Beaucoup de question dessus! Encore une fois tout est autorisé. Notamment l’alcool et la cigarette…. Hahahha. Bon on n’a jamais parlé de ça sur le blog, je suis quelqu’un d’assez addictive… au boulot et aux réseaux sociaux (re- hahahah)(mais ne vous inquiétez pas… j’arrête demain!), mais sur les drogues, très peu : je suis allergique à l’alcool et fume une cigarette de temps à autre. Pour ce qui est défendu par la loi de mon pays, j’ai fait 3 expériences dans ma vie, avec mes frères à chaque fois, dont la plus connue a été live-bloggée ici même dans le moule à gâteau hello kitty de ma fille. Donc c’est pas méchant. J’ose le jeu de mots pourave, la défonce, c’est pas trop ma câme.
Et pour revenir à Spirit Horse, même si le camps est ouvert à tout, je n’ai vu personne fumer clope sur clope, comme on le voit en journée (à Paris) ou torché à vomir tout ce qu’il a dans le bide, comme on le voit en soirée (à Paris) ou complètement stone, comme on le voit en after (oui à Paris toujours). Donc tout est autorisé, mais par rapport à ce que je vois “en ville”, c’est vraiment pas central.

Finalement, on dit qu’il n’y a pas de règles mais c’est partiellement faux. Il n’y a pas de règles parce que les gens, au délà de leurs apparences troublantes (les chemises à jabots empreintes aux vieilles traditions païennes, les dreadlocks de sadhus indiens, les chapeaux élimés de pirate, les haches de viking), le peuple de Spirit Horse est spirituellement extrêmement élevé. Et ça passe par des choses simples et en même temps si complexes pour ceux ou celles qui vivent dans notre système, dans leur roue comme disait Mem.
Par exemple, personne n’en est à prendre la pluie pour une injustice, si vous voyez ce que je veux dire. et pourtant…
hahahahah, ouais ça fait pas toujours envie! pourtant, on n’entend jamais “nan mais franchement, qu’est ce que j’ai fait pour mériter un temps pareil?!”
De manière plus profonde, chacun a compris qu’il souffrait (vision assez boudhiste), chacun a compris qu’il était responsable de sa vie (idem), chacun a compris la beauté du monde, chacun a compris la beauté de l’autre, chacun a compris sa propre beauté.
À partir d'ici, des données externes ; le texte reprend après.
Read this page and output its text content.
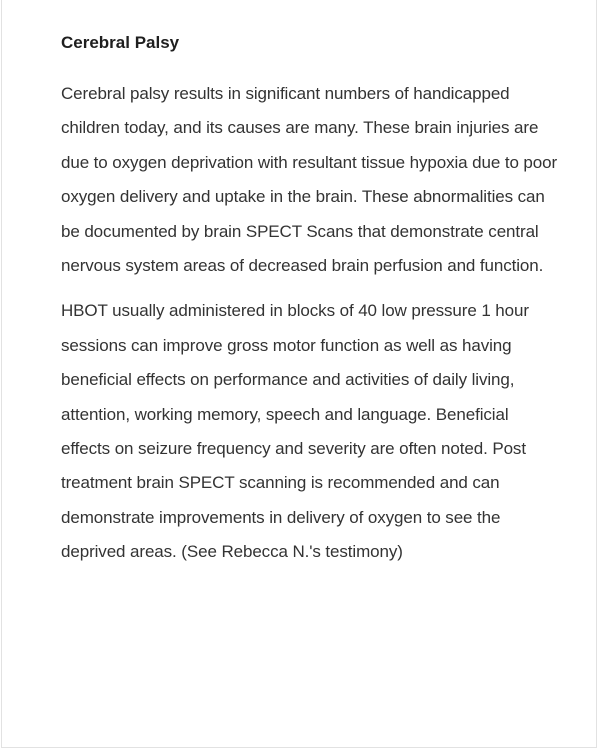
Cerebral Palsy

Cerebral palsy results in significant numbers of handicapped children today, and its causes are many. These brain injuries are due to oxygen deprivation with resultant tissue hypoxia due to poor oxygen delivery and uptake in the brain. These abnormalities can be documented by brain SPECT Scans that demonstrate central nervous system areas of decreased brain perfusion and function.

HBOT usually administered in blocks of 40 low pressure 1 hour sessions can improve gross motor function as well as having beneficial effects on performance and activities of daily living, attention, working memory, speech and language. Beneficial effects on seizure frequency and severity are often noted. Post treatment brain SPECT scanning is recommended and can demonstrate improvements in delivery of oxygen to see the deprived areas. (See Rebecca N.'s testimony)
Chacun est finalement rempli de beauté. De gratitude. C’est pour cela qu’il n’y a pas d’addiction (pourquoi faire?). Qu’il n’y a pas de gens envieux, que vous ne trouverez pas de gens qui se plaigne de leur sort, ou accuse un autre d’en être responsable. Là-bas, tout le monde a déjà passé ces paliers de développement personnel. Alors, on peut passer à autre chose : célébrer, partager, apprendre, remercier. on est généreux, on est curieux.
Ca m’a surprise d’ailleurs de voir tant d’hommes audacieux dans les cours de chants ou de danse brésilienne (oui je me rends compte à quel point il me reste des réflexions sexistes). En tout cas, c’est beau des gens qui disent juste “ok, je vais chanter pour la vallée” “oui pourquoi pas danser pour la cascade” “ah dis donc, j’ai ressenti ça, et toi qu’as tu ressenti?” “ah oui ce soir, je sors les paillettes et des branches d’arbre pour me faire un collier”, ou même “merci, j’avais oublié que c’était si bon d’être ici” (une femme parlant de son propre corps, à la fin d’un cours de danse). C’est… mais c’est fabuleux. c’est vraiment merveilleux.
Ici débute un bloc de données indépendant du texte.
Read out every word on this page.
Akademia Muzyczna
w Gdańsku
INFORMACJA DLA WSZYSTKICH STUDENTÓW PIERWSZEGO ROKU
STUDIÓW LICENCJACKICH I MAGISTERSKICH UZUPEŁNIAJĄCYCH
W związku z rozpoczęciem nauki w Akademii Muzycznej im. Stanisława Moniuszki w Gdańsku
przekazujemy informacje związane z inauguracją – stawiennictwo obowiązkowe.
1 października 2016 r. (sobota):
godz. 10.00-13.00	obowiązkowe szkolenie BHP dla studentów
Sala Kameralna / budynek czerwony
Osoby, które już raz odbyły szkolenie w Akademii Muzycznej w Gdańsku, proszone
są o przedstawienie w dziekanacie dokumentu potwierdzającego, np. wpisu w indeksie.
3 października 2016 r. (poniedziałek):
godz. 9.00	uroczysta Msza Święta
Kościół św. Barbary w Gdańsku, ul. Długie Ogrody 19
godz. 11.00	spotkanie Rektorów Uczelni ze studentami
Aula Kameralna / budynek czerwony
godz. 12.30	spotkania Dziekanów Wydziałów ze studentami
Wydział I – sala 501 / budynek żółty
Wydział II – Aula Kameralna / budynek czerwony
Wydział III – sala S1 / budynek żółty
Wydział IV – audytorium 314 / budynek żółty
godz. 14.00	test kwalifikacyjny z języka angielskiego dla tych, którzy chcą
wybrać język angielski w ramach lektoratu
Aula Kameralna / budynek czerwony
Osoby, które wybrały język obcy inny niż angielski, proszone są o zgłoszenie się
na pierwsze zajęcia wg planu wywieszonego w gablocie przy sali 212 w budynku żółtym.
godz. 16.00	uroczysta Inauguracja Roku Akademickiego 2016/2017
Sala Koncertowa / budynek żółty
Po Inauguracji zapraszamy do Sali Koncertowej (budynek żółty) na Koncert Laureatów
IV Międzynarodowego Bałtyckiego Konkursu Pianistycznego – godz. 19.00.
ça oui pour sûr, que je vive en ville ou dans les champs, j’ai ramené tout ça dans mon coeur. et pour toujours.
bon voilà, vous savez tout de Spirit Horse. je reviendrai cela dit avec un 4e post… une vidéo j’espère car Shivam, le fondateur du camps m’a demandé de filmer…
J’espère que tout cela vous inspire. mille mille bises et beauté à tous!